Ten aanzien van de door eiseres overgelegde facturen ter onderbouwing van het verzoek, overweegt de rechtbank het volgende. De rechtbank stelt allereerst vast dat de door eiseres overgelegde factuur van TNO van 3 mei 2012 ziet op kosten over de periode van
1 november 2011 tot en met 31 maart 2012. Deze kosten komen op grond van artikel 8:75 van de Awb niet voor vergoeding in aanmerking, omdat deze kosten – gezien de genoemde periode op de factuur – niet zijn gemaakt in verband met de behandeling van de voorliggende beroepen. Dat de rapporten die in die periode zijn opgesteld ook in deze procedures zijn ingebracht, doet daar niet aan af. Eiseres had immers om vergoeding van de kosten kunnen verzoeken in die eerder gevoerde procedures.

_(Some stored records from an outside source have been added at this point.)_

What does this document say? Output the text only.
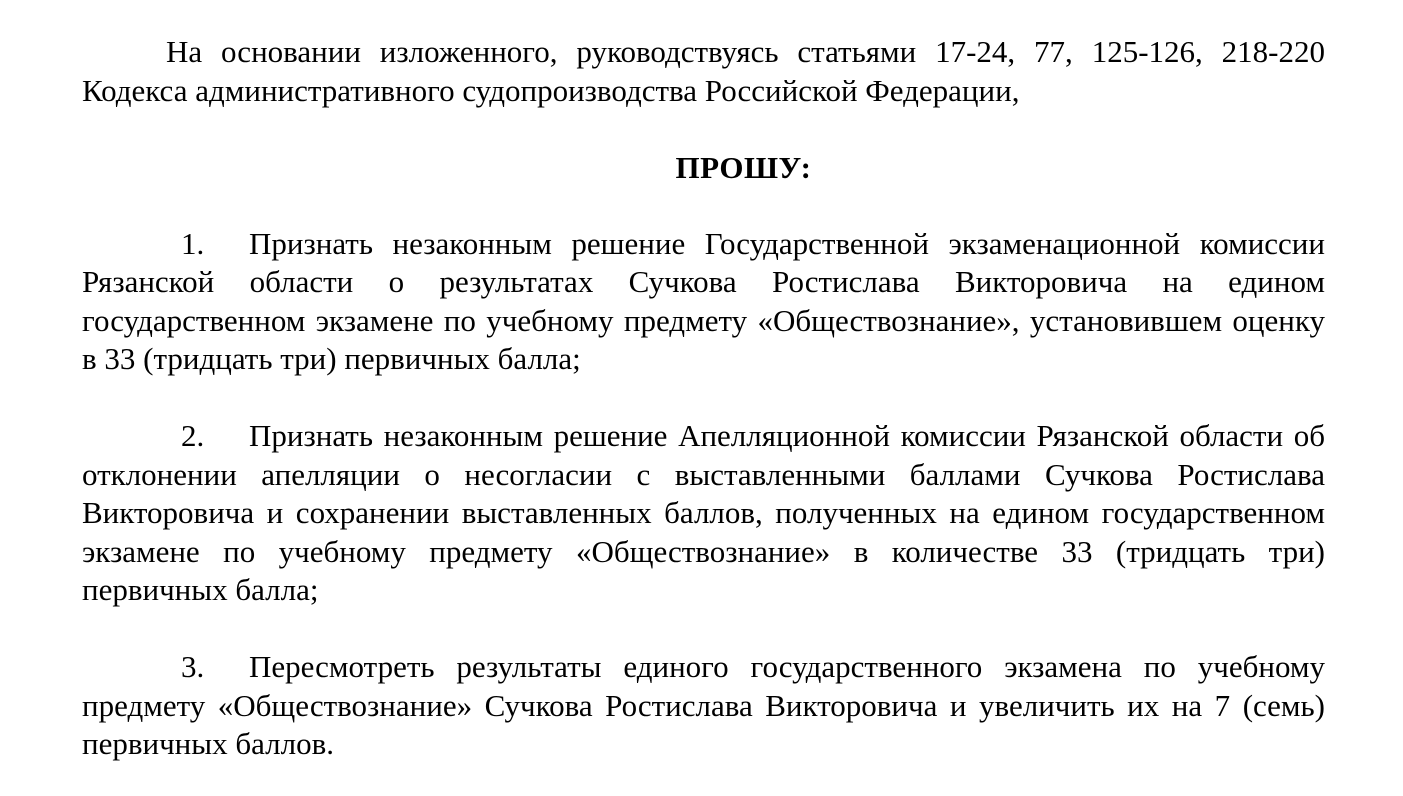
На основании изложенного, руководствуясь статьями 17-24, 77, 125-126, 218-220 Кодекса административного судопроизводства Российской Федерации,

ПРОШУ:

1. Признать незаконным решение Государственной экзаменационной комиссии Рязанской области о результатах Сучкова Ростислава Викторовича на едином государственном экзамене по учебному предмету «Обществознание», установившем оценку в 33 (тридцать три) первичных балла;

2. Признать незаконным решение Апелляционной комиссии Рязанской области об отклонении апелляции о несогласии с выставленными баллами Сучкова Ростислава Викторовича и сохранении выставленных баллов, полученных на едином государственном экзамене по учебному предмету «Обществознание» в количестве 33 (тридцать три) первичных балла;

3. Пересмотреть результаты единого государственного экзамена по учебному предмету «Обществознание» Сучкова Ростислава Викторовича и увеличить их на 7 (семь) первичных баллов.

Uit de door eiseres overgelegde formulieren proceskostenvergoeding en de onderliggende facturen van TNO volgt dat wordt verzocht om vergoeding van de inzet van TNO voor in totaal € 65.178,20 voor de bezwaarfase en de beroepsfase samen tot de zitting op
9 september 2014, en daarnaast, voor de zeven zaken samen voor de periode vanaf de tussenuitspraken, nog 366,5 uur (met een uurtarief van gemiddeld € 210,- dus € 76.965,-) en een bedrag van € 3.500,- voor het inschakelen van Van der Sluis. Het totale bedrag voor de zeven zaken samen, namelijk € 145.643,20,-, acht de rechtbank niet redelijk. Naar het oordeel van de rechtbank bestaat geen grond voor een vergoeding van het volledige bedrag van de door eiseres geclaimde kosten, omdat de werkzaamheden van TNO voor de verschillende filialen elkaar grotendeels overlappen. De rechtbank acht voorts van belang dat de kostenvergoeding op grond van het Bpb niet is bedoeld als volledige schadevergoeding, maar als een tegemoetkoming in de kosten. De rechtbank acht het redelijk dat eiseres voor de periode tot de zitting van 9 september 2014 200 uur voor de inzet van TNO vergoed krijgt en 200 uur voor de periode na de tussenuitspraken, hetgeen op een totaal komt van 400 uur. Het uurtarief wordt ingevolge artikel 8:75, eerste lid, van de Awb, gelezen in verbinding met de artikelen 7:15, vierde lid, en artikel 7:28, vijfde lid, van de Awb en artikel 2, eerste lid, aanhef en onder b, van het Bpb forfaitair bepaald overeenkomstig het bepaalde bij en krachtens de Wet tarieven in strafzaken. Ingevolge artikel 6, eerste lid, van het Besluit tarieven in strafzaken 2003 geldt voor werkzaamheden waarvoor geen speciaal tarief is bepaald, naar gelang de werkzaamheden niet of in meer of mindere mate van wetenschappelijk bijzondere aard zijn een tarief van ten hoogste € 116,09 per uur. Gelet hierop komt een bedrag van € 46.436,- aan deskundigenkosten voor vergoeding in aanmerking.